Elizabeth Dianne Reid (Stainton)

REID (Stainton), Elizabeth Dianne of Aylmer, Ontario, is now in the presence of her heavenly Father and her Saviour, Jesus Christ. She passed peacefully on Friday, December 28, 2018 in her 83rd year while residing at Chartwell, close to her home of almost sixty years and near to the children and grandchildren she nurtured and loved.

Dianne was born to Herbert Bruce and Dorothy Helen Rose Mae Stainton on April 14th, 1936 into a large, boisterous and churchmouse-poor family in Toronto. Her father was a Church of Christ Disciple minister and evangelist and her mother was the church pianist. As a family, they lived through the years of the Great Depression and World War II being moved from one town and province to another. They landed in St. Thomas during the 1950s. It was here that Dianne reached her teen years, attending high school and working a part-time job at the Metropolitan five-and-dime. A young bachelor from Aylmer, who was a veteran of the second war and an amateur photographer, popped by the parsonage one day to drop off photos from a wedding that her father had presided over. Ernest Reid was welcomed into the family and was soon smitten with the lively, pretty young woman eleven years his junior. She had no interest in him whatsoever.

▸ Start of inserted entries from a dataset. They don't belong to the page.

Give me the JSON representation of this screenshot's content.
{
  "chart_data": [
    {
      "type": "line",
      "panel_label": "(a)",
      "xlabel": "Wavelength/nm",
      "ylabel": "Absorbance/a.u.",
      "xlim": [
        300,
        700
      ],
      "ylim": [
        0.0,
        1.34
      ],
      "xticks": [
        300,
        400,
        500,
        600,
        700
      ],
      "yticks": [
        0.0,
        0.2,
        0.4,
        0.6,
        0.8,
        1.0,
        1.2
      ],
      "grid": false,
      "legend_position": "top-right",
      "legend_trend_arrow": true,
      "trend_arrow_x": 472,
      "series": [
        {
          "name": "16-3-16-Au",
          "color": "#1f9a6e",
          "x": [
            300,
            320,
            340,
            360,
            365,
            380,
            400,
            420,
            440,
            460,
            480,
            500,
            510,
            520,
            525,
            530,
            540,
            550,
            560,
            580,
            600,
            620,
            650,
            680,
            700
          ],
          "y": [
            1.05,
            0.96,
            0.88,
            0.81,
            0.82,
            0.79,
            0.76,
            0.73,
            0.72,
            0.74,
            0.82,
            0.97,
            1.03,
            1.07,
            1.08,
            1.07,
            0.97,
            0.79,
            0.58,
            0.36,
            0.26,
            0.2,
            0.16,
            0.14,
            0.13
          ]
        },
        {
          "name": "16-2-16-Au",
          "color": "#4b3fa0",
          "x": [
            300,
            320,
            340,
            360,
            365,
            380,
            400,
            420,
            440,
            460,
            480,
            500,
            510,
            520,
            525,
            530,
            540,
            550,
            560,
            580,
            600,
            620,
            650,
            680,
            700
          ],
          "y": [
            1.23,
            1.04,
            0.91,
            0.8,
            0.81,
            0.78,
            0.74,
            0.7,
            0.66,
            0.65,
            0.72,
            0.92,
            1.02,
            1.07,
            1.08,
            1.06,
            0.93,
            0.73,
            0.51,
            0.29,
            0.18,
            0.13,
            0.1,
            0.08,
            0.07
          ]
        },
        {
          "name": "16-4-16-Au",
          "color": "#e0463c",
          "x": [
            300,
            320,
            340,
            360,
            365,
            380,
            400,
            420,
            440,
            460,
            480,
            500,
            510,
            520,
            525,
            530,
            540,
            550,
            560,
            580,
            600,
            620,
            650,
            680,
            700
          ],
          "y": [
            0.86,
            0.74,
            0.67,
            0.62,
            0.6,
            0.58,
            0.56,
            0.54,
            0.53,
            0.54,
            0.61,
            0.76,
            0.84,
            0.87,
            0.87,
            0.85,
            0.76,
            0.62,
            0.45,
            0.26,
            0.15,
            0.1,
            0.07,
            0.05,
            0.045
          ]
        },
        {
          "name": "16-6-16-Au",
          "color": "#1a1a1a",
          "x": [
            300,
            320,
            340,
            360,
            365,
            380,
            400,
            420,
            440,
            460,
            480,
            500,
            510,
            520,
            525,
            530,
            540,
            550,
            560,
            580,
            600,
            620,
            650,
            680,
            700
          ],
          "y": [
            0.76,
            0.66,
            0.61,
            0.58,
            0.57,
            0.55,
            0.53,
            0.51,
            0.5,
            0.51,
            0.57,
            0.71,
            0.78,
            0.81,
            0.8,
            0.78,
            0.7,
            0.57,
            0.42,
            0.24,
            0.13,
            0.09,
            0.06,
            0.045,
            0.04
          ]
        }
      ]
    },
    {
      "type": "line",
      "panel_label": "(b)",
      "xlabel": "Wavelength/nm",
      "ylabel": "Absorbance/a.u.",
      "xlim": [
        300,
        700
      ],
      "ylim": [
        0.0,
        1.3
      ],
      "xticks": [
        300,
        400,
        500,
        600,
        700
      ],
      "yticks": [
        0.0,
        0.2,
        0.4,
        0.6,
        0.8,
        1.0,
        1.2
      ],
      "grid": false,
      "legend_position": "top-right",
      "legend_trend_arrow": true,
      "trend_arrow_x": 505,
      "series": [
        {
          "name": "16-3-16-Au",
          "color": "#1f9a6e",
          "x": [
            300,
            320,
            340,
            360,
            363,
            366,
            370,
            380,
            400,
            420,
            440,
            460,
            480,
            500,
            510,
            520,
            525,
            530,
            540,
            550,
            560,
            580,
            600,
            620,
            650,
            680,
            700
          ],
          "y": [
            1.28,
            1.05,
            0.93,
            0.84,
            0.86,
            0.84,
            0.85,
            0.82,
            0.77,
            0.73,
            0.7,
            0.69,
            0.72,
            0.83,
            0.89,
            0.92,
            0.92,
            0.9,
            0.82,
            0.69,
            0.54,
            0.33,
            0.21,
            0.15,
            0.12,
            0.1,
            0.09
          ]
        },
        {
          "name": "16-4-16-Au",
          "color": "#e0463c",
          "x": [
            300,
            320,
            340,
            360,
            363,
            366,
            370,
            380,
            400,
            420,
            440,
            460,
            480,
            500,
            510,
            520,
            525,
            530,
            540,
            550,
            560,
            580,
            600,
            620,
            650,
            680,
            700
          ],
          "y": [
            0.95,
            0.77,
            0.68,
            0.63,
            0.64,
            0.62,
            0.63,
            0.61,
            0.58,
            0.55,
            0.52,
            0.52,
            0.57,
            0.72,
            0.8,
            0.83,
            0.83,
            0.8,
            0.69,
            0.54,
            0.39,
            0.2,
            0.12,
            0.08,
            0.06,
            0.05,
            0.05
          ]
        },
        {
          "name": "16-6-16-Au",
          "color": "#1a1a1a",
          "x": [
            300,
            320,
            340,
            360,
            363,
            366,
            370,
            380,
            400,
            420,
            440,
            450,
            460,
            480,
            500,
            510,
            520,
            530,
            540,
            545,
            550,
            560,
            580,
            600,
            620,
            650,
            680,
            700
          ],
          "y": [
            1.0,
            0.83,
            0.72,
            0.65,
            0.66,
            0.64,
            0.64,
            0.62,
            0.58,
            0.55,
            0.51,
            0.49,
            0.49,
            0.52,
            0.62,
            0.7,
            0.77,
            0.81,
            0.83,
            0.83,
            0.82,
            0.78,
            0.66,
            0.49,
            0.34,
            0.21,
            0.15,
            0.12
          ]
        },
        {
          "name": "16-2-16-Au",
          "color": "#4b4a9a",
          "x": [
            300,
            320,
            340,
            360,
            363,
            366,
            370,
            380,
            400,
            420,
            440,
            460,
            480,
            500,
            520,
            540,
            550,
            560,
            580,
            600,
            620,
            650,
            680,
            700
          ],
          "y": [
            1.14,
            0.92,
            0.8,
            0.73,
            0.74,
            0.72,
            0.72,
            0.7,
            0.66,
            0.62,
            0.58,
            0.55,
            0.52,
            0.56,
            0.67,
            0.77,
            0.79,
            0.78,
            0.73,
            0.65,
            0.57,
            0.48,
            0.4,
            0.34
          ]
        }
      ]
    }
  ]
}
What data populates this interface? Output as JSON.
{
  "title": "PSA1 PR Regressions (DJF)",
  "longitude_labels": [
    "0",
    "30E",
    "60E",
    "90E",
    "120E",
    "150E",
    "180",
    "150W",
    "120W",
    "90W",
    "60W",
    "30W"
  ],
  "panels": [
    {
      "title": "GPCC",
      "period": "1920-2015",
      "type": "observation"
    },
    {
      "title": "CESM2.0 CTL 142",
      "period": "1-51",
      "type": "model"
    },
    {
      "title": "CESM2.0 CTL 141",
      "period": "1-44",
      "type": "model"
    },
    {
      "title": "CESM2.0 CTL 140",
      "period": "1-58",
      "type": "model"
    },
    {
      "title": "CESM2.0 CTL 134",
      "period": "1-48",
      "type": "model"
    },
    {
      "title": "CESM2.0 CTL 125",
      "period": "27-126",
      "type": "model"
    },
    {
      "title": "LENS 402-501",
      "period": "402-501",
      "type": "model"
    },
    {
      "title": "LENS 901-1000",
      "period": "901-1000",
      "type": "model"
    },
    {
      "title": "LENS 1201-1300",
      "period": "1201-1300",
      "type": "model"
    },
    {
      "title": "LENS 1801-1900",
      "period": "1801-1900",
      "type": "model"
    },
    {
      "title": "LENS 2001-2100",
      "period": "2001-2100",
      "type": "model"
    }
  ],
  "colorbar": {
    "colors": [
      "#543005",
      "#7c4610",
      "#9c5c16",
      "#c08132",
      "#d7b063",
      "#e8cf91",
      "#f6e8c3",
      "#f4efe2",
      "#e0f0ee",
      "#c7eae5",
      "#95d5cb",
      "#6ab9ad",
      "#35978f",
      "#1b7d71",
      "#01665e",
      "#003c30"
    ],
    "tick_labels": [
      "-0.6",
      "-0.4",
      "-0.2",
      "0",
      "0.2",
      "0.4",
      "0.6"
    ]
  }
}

The Staintons subsequently moved to Dartmouth, Nova Scotia to plant a new church. Sadly, her father died before this came to fruition. The baby boom had resulted in a severe shortage of elementary school teachers and, although Dianne had not completed her high school, she was accepted into teacher’s college where she got her elementary certification. She spent two joyful years teaching in Dartmouth. She then felt a calling to the mission field and went off to attend Bethany College in Virginia.

During all of these years she had continued to correspond with the bachelor from Aylmer. Finally, in 1960 after much patient wooing, he managed to win her heart. They were married at St. Paul’s United Church in Aylmer on August 12, 1961. They wasted no time starting a family. Dianne not only raised her own large brood of seven, she became den mother to a whole neighbourhood of children who grew up on Myrtle Street. She taught Sunday School and started a boy’s club at the Aylmer Missionary church as well as teaching religious education classes in the public schools.

Apart from the last two months, she never left Myrtle Street. As dementia took its toll, she both amused and perplexed the neighbourhood with her exuberant whistling and singing solos performed at full volume. Although it is much quieter there today, it is a sad sort of quiet.

She is now enjoying her reunion with her father, mother, twin sisters Jean and Trecia and most especially her beloved husband from whom she was widowed in 1994. Her children Dorothy, John, Dan and Laurie, Tim, Reta and Dave (Murphy), Rebekah and Paul will miss the joy she gave. Her legacy will also be carried on by her grandchildren Wesley, Abigail, William and Ethan.

In keeping with her wishes, cremation has taken place and her ashes will join with Ernest’s at a private ceremony. A visitation and celebration of her life will take place at Aylmer Evangelical Missionary Church in January.